Question

638g of $CuS{{O}_{4}}$ solution is titrated with excess of 0.2M KI solution. The liberated ${{I}_{2}}$ required 400ml of 1.0M $N{{a}_{2}}{{S}_{2}}{{O}_{3}}$for complete reaction. The percentage purity of in the $CuS{{O}_{4}}$sample is:
A. 5%
B. 10%
C. 15%
D. 20%

Answer 1

Hint: Here, we can see that iodine titration is done. In this we will first write the reaction, then will calculate the weight of $CuS{{O}_{4}}$and percentage of $CuS{{O}_{4}}$, by the formula:$\dfrac{{{w}_{CuS{{O}_{4}}}}}{{{w}_{solution}}}\times 100$

Complete answer:
In the classes of chemistry, we have carried out the laboratory experiment which deals with the basic experiment that is the titration.
We shall see in detail about the titration of the above given question.
- Iodometry is the direct titration of ${{I}_{2}}$ with the reducing agent. If the iodine is liberated by oxidising agent as${{I}^{-}}$ ion in acidic or basic media then this liberated ${{I}_{2}}$is titrated with reducing agent.
- We are given the values: 638g of$CuS{{O}_{4}}$ , 0.2M KI solution, 400ml of 1.0M $N{{a}_{2}}{{S}_{2}}{{O}_{3}}$. We need to find out the percentage purity of $CuS{{O}_{4}}$ in the sample. So, we will write the reaction for this as:
\[CuS{{O}_{4}}+KI\to {{I}_{2}}+{{S}_{2}}{{O}_{3}}^{2-}\]
- The overall reaction can be written as:
\[\begin{align}
  & 2C{{u}^{2+}}+2{{e}^{-}}\to C{{u}_{2}}^{2+} \\
 & 2{{I}^{-}}\to {{I}_{2}}+2{{e}^{-}} \\
 & ----------- \\
 & 2CuS{{O}_{4}}+4KI\to C{{u}_{2}}{{F}_{2}}+2{{K}_{2}}S{{O}_{4}}+{{I}_{2}} \\
\end{align}\]
Now, the reduction of ${{I}_{2}}$is given by,
\[{{I}_{2}}+2{{S}_{2}}O_{3}^{2-}\to 2{{I}^{-}}+{{S}_{4}}O_{4}^{2-}\]
Here, we can see that 2 mol of $CuS{{O}_{4}}$= 4 mol KI = 1 mol${{I}_{2}}$ =2 mol${{S}_{2}}{{O}_{3}}^{2-}$
We can say that from 2 mol of $CuS{{O}_{4}}$,2mol${{S}_{2}}{{O}_{3}}^{2-}$ is produced.
This means that the mill moles of both are the same.
So, we can write that: milli moles of $CuS{{O}_{4}}$= milli moles ${{S}_{2}}{{O}_{3}}^{2-}$
= 400 $\times $ 1 = 400 milli mole =04 moles
Weight of 1 mol of $CuS{{O}_{4}}$ is 159.5g , we get it as:
\[63.546+32+4\times 16=159.5g\]
So, weight of $CuS{{O}_{4}}$= $0.4\times 159.5g=63.8g$
Now, percentage of $CuS{{O}_{4}}$ = $\dfrac{{{w}_{CuS{{O}_{4}}}}}{{{w}_{solution}}}\times 100$
\[\Rightarrow \dfrac{63.8}{638}\times 100=10\]

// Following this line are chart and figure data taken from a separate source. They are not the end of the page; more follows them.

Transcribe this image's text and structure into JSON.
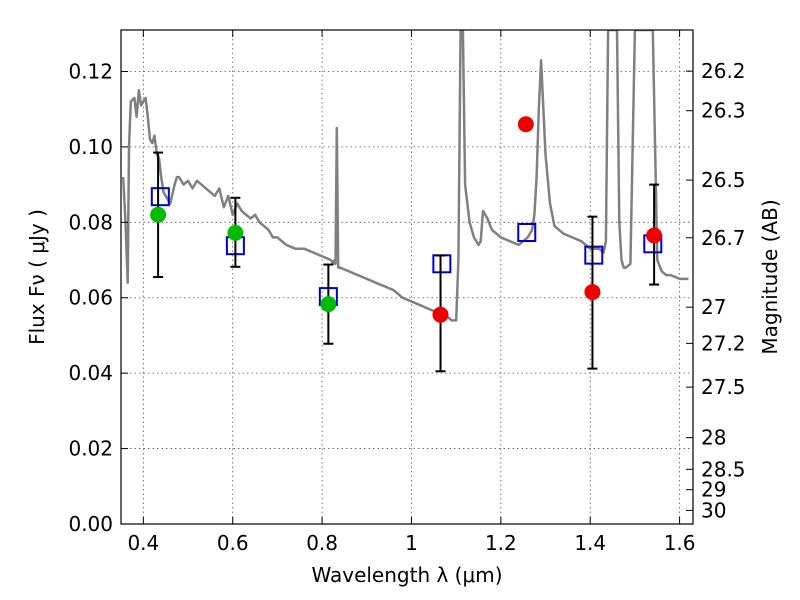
{
  "chart_data": {
    "type": "scatter",
    "xlabel": "Wavelength  λ (μm)",
    "ylabel": "Flux  Fν  ( μJy )",
    "y2label": "Magnitude (AB)",
    "xlim": [
      0.35,
      1.63
    ],
    "ylim": [
      0.0,
      0.131
    ],
    "grid": true,
    "x_ticks": [
      0.4,
      0.6,
      0.8,
      1.0,
      1.2,
      1.4,
      1.6
    ],
    "x_tick_labels": [
      "0.4",
      "0.6",
      "0.8",
      "1",
      "1.2",
      "1.4",
      "1.6"
    ],
    "y_ticks": [
      0.0,
      0.02,
      0.04,
      0.06,
      0.08,
      0.1,
      0.12
    ],
    "y_tick_labels": [
      "0.00",
      "0.02",
      "0.04",
      "0.06",
      "0.08",
      "0.10",
      "0.12"
    ],
    "mag_ticks": [
      {
        "label": "26.2",
        "flux": 0.1201
      },
      {
        "label": "26.3",
        "flux": 0.1096
      },
      {
        "label": "26.5",
        "flux": 0.0912
      },
      {
        "label": "26.7",
        "flux": 0.0759
      },
      {
        "label": "27",
        "flux": 0.0575
      },
      {
        "label": "27.2",
        "flux": 0.0479
      },
      {
        "label": "27.5",
        "flux": 0.0363
      },
      {
        "label": "28",
        "flux": 0.0229
      },
      {
        "label": "28.5",
        "flux": 0.0145
      },
      {
        "label": "29",
        "flux": 0.0091
      },
      {
        "label": "30",
        "flux": 0.0036
      }
    ],
    "series": [
      {
        "marker": "line",
        "color": "#808080",
        "x": [
          0.355,
          0.36,
          0.365,
          0.368,
          0.372,
          0.38,
          0.385,
          0.39,
          0.395,
          0.4,
          0.405,
          0.41,
          0.415,
          0.42,
          0.425,
          0.43,
          0.435,
          0.44,
          0.445,
          0.45,
          0.455,
          0.46,
          0.47,
          0.475,
          0.48,
          0.49,
          0.5,
          0.51,
          0.52,
          0.53,
          0.54,
          0.55,
          0.56,
          0.57,
          0.58,
          0.59,
          0.6,
          0.61,
          0.62,
          0.63,
          0.64,
          0.65,
          0.66,
          0.67,
          0.68,
          0.69,
          0.7,
          0.71,
          0.72,
          0.74,
          0.76,
          0.78,
          0.8,
          0.82,
          0.825,
          0.828,
          0.83,
          0.833,
          0.836,
          0.84,
          0.86,
          0.88,
          0.9,
          0.92,
          0.94,
          0.96,
          0.98,
          1.0,
          1.02,
          1.04,
          1.06,
          1.08,
          1.09,
          1.1,
          1.105,
          1.11,
          1.115,
          1.12,
          1.13,
          1.14,
          1.15,
          1.155,
          1.16,
          1.17,
          1.18,
          1.19,
          1.2,
          1.22,
          1.24,
          1.25,
          1.26,
          1.27,
          1.275,
          1.28,
          1.285,
          1.29,
          1.3,
          1.31,
          1.32,
          1.34,
          1.36,
          1.38,
          1.4,
          1.42,
          1.43,
          1.435,
          1.44,
          1.45,
          1.46,
          1.465,
          1.47,
          1.475,
          1.48,
          1.49,
          1.5,
          1.51,
          1.52,
          1.53,
          1.54,
          1.55,
          1.56,
          1.57,
          1.58,
          1.6,
          1.62
        ],
        "y": [
          0.092,
          0.08,
          0.064,
          0.1,
          0.112,
          0.113,
          0.108,
          0.115,
          0.111,
          0.112,
          0.113,
          0.108,
          0.102,
          0.101,
          0.103,
          0.098,
          0.097,
          0.092,
          0.088,
          0.087,
          0.086,
          0.085,
          0.09,
          0.092,
          0.092,
          0.09,
          0.091,
          0.089,
          0.091,
          0.09,
          0.089,
          0.088,
          0.087,
          0.089,
          0.084,
          0.087,
          0.082,
          0.085,
          0.083,
          0.082,
          0.081,
          0.082,
          0.08,
          0.079,
          0.078,
          0.076,
          0.076,
          0.075,
          0.074,
          0.073,
          0.073,
          0.072,
          0.071,
          0.07,
          0.069,
          0.07,
          0.069,
          0.105,
          0.068,
          0.068,
          0.067,
          0.066,
          0.065,
          0.064,
          0.063,
          0.062,
          0.06,
          0.059,
          0.058,
          0.057,
          0.056,
          0.055,
          0.054,
          0.054,
          0.07,
          0.131,
          0.131,
          0.09,
          0.08,
          0.076,
          0.074,
          0.075,
          0.083,
          0.081,
          0.078,
          0.077,
          0.076,
          0.075,
          0.074,
          0.075,
          0.076,
          0.078,
          0.082,
          0.092,
          0.11,
          0.123,
          0.098,
          0.085,
          0.079,
          0.077,
          0.076,
          0.075,
          0.073,
          0.073,
          0.072,
          0.075,
          0.131,
          0.131,
          0.131,
          0.08,
          0.07,
          0.068,
          0.068,
          0.069,
          0.131,
          0.131,
          0.131,
          0.131,
          0.131,
          0.07,
          0.067,
          0.066,
          0.066,
          0.065,
          0.065
        ]
      },
      {
        "marker": "open-square",
        "color": "#0000cc",
        "x": [
          0.438,
          0.606,
          0.814,
          1.068,
          1.258,
          1.408,
          1.54
        ],
        "y": [
          0.0868,
          0.0738,
          0.0603,
          0.069,
          0.0773,
          0.0713,
          0.0743
        ]
      },
      {
        "marker": "filled-circle",
        "color": "#00bb00",
        "x": [
          0.433,
          0.606,
          0.814
        ],
        "y": [
          0.082,
          0.0772,
          0.0583
        ],
        "yerr_low": [
          0.0655,
          0.0682,
          0.0478
        ],
        "yerr_high": [
          0.0985,
          0.0865,
          0.0688
        ]
      },
      {
        "marker": "filled-circle",
        "color": "#ee0000",
        "x": [
          1.065,
          1.256,
          1.405,
          1.543
        ],
        "y": [
          0.0555,
          0.106,
          0.0615,
          0.0765
        ],
        "yerr_low": [
          0.0405,
          0.131,
          0.0412,
          0.0635
        ],
        "yerr_high": [
          0.0712,
          0.131,
          0.0815,
          0.09
        ]
      }
    ]
  }
}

Therefore, we can conclude that the correct option is (B) that is the percentage purity of$CuS{{O}_{4}}$ in the sample is 10%.

Note:
Note that while calculating the percent purity, if an impure sample of a chemical of known percent purity is used in the chemical reaction, then the percent purity should be used in stoichiometric calculations.